La movilización, impulsada en el marco del Día Internacional de la Lucha contra el Maltrato Infantil por No Más Hijos Rehenes México A.C. y la Fundación Internacional Granito de Arena, buscó representar a menores que, aseguran, han quedado relegados dentro de expedientes legales, mediante figuras de peluche instaladas en la explanada.
Uriel Medina, delegado estatal de No Más Hijos Rehenes, advirtió que dentro del sistema judicial se han normalizado medidas que deberían ser temporales, pero que terminan extendiéndose indefinidamente.
“El Poder Judicial ha creado una zona de confort donde las medidas temporales se vuelven condenas perpetuas.
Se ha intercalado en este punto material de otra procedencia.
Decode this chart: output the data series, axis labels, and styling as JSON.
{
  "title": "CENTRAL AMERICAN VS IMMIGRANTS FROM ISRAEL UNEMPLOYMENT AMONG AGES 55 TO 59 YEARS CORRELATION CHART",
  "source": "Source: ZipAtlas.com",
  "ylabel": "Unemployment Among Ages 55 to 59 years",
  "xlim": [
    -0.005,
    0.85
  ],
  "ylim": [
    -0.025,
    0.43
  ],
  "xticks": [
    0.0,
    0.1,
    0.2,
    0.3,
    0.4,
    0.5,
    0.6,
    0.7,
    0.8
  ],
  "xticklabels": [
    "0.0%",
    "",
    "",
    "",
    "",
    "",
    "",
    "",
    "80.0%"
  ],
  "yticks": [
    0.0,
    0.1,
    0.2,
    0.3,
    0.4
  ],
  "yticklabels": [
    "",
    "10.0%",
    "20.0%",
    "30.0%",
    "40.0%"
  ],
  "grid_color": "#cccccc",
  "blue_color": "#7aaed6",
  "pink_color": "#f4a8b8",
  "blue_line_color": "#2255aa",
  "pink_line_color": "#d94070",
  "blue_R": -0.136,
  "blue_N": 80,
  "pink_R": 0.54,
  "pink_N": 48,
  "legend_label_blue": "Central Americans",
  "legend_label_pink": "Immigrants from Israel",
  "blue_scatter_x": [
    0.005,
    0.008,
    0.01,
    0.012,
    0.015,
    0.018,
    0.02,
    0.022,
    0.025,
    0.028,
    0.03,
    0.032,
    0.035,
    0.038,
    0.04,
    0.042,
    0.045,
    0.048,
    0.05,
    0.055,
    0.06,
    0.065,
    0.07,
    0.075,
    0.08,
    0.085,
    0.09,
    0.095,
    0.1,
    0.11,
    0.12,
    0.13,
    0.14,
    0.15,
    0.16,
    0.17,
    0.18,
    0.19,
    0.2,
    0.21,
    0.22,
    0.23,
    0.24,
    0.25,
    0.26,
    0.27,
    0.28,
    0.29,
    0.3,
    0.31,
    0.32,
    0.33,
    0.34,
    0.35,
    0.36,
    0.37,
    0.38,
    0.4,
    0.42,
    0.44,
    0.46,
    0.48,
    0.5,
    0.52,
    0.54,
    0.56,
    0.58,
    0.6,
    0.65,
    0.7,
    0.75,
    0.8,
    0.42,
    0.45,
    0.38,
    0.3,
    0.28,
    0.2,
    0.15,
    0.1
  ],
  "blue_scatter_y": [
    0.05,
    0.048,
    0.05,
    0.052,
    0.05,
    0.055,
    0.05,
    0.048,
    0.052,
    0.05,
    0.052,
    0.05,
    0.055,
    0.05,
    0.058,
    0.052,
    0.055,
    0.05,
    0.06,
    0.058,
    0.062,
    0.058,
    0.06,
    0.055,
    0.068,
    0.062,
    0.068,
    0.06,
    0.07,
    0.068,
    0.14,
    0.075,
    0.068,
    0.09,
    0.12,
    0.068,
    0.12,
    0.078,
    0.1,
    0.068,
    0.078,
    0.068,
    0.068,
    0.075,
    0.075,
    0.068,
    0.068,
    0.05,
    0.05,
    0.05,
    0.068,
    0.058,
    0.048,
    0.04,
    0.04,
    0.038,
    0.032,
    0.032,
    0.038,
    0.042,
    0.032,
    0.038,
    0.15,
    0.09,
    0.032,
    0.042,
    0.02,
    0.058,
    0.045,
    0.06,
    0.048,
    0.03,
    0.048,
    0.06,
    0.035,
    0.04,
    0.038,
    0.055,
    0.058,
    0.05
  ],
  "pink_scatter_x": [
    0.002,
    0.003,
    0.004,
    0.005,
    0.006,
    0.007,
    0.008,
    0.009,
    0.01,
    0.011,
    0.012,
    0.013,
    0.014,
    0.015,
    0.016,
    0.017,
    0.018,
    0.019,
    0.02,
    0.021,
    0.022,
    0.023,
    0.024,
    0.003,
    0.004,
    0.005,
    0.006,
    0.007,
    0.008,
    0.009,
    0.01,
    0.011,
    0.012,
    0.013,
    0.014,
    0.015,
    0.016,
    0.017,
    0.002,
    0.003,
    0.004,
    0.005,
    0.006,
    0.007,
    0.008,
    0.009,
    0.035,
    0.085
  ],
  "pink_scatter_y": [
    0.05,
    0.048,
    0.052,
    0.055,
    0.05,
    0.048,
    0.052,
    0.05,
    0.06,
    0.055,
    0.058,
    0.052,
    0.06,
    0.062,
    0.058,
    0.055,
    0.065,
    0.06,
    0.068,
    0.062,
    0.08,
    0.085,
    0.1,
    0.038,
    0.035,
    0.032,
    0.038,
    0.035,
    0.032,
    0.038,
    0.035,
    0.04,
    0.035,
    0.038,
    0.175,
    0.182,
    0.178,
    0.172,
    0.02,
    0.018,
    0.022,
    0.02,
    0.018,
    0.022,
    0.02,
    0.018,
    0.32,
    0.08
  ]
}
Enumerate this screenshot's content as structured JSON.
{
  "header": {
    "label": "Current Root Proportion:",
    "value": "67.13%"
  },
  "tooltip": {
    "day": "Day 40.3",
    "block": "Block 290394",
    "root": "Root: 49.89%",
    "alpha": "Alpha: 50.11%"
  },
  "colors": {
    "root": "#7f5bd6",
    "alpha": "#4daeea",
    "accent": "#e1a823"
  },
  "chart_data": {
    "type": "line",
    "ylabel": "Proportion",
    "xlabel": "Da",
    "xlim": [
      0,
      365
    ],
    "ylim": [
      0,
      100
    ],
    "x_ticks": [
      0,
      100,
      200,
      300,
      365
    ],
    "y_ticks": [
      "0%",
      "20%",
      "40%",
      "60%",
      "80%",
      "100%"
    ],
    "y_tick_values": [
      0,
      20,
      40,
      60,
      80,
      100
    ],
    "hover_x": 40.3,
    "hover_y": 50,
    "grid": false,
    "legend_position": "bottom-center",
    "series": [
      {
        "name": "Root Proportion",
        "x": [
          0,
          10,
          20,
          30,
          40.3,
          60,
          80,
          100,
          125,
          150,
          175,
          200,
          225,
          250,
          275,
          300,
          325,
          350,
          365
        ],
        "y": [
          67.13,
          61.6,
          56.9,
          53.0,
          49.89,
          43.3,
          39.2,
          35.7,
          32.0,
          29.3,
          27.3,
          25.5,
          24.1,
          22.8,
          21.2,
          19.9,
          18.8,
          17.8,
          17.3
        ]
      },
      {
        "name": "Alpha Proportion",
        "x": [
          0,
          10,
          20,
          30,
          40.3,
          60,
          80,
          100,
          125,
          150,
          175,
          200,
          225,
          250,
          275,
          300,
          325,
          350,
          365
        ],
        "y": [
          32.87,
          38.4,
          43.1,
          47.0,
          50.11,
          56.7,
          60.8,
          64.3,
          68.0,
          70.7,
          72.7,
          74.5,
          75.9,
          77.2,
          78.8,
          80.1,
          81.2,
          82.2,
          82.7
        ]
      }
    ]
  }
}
Dictan convivencias supervisadas por ‘precaución’ que duran años en entornos deshumanizados”.
El representante también cuestionó las decisiones que, dijo, generan una ruptura en los vínculos familiares, para posteriormente justificar la suspensión del contacto.
“Cuando la distancia impuesta por el propio juez enfría el vínculo, suspenden el contacto bajo el argumento de que ‘no hay condiciones’. Es una falacia cruel: es como prohibirle a un enfermo la medicina y luego castigarlo por no sanar”.
De acuerdo con el posicionamiento entregado a la magistrada presidenta, Lourdes Anahí Zarazúa Martínez, las organizaciones señalaron que estas prácticas generan un “limbo afectivo” en la infancia, al extenderse sin revisiones claras, lo que impacta directamente en la salud emocional de los menores.
En el documento, los colectivos plantearon como principales exigencias el establecimiento de plazos máximos de tres meses para convivencias supervisadas, la creación de mesas técnicas con participación de la sociedad civil, la capacitación del personal judicial en materia de daño emocional infantil y la implementación de revisiones periódicas obligatorias.
Por su parte, Susana del Río, representante de la Fundación Internacional Granito de Arena en San Luis Potosí, pidió mayor sensibilidad por parte de las autoridades judiciales ante el impacto de sus decisiones.
“Lo que tienen en sus manos no son papeles, son vidas de niños que vienen de un núcleo familiar destruido por conflictos de adultos que ellos no comprenden”.
Asimismo, advirtió sobre las consecuencias a largo plazo que estos procesos pueden generar en la niñez y en la sociedad.
“Aquí no hay hombres ni mujeres, hay niños por los que ustedes están decidiendo; al hacerlo mal están formando una generación de adultos heridos que no creerán en la familia ni tendrán relaciones sanas”.
Finalmente, las organizaciones explicaron que cada peluche simboliza a un menor que, afirman, ha sido reducido a iniciales dentro de un expediente judicial, y reiteraron su llamado a modificar las prácticas actuales.
“La justicia que tarda para la niñez es maltrato institucional”.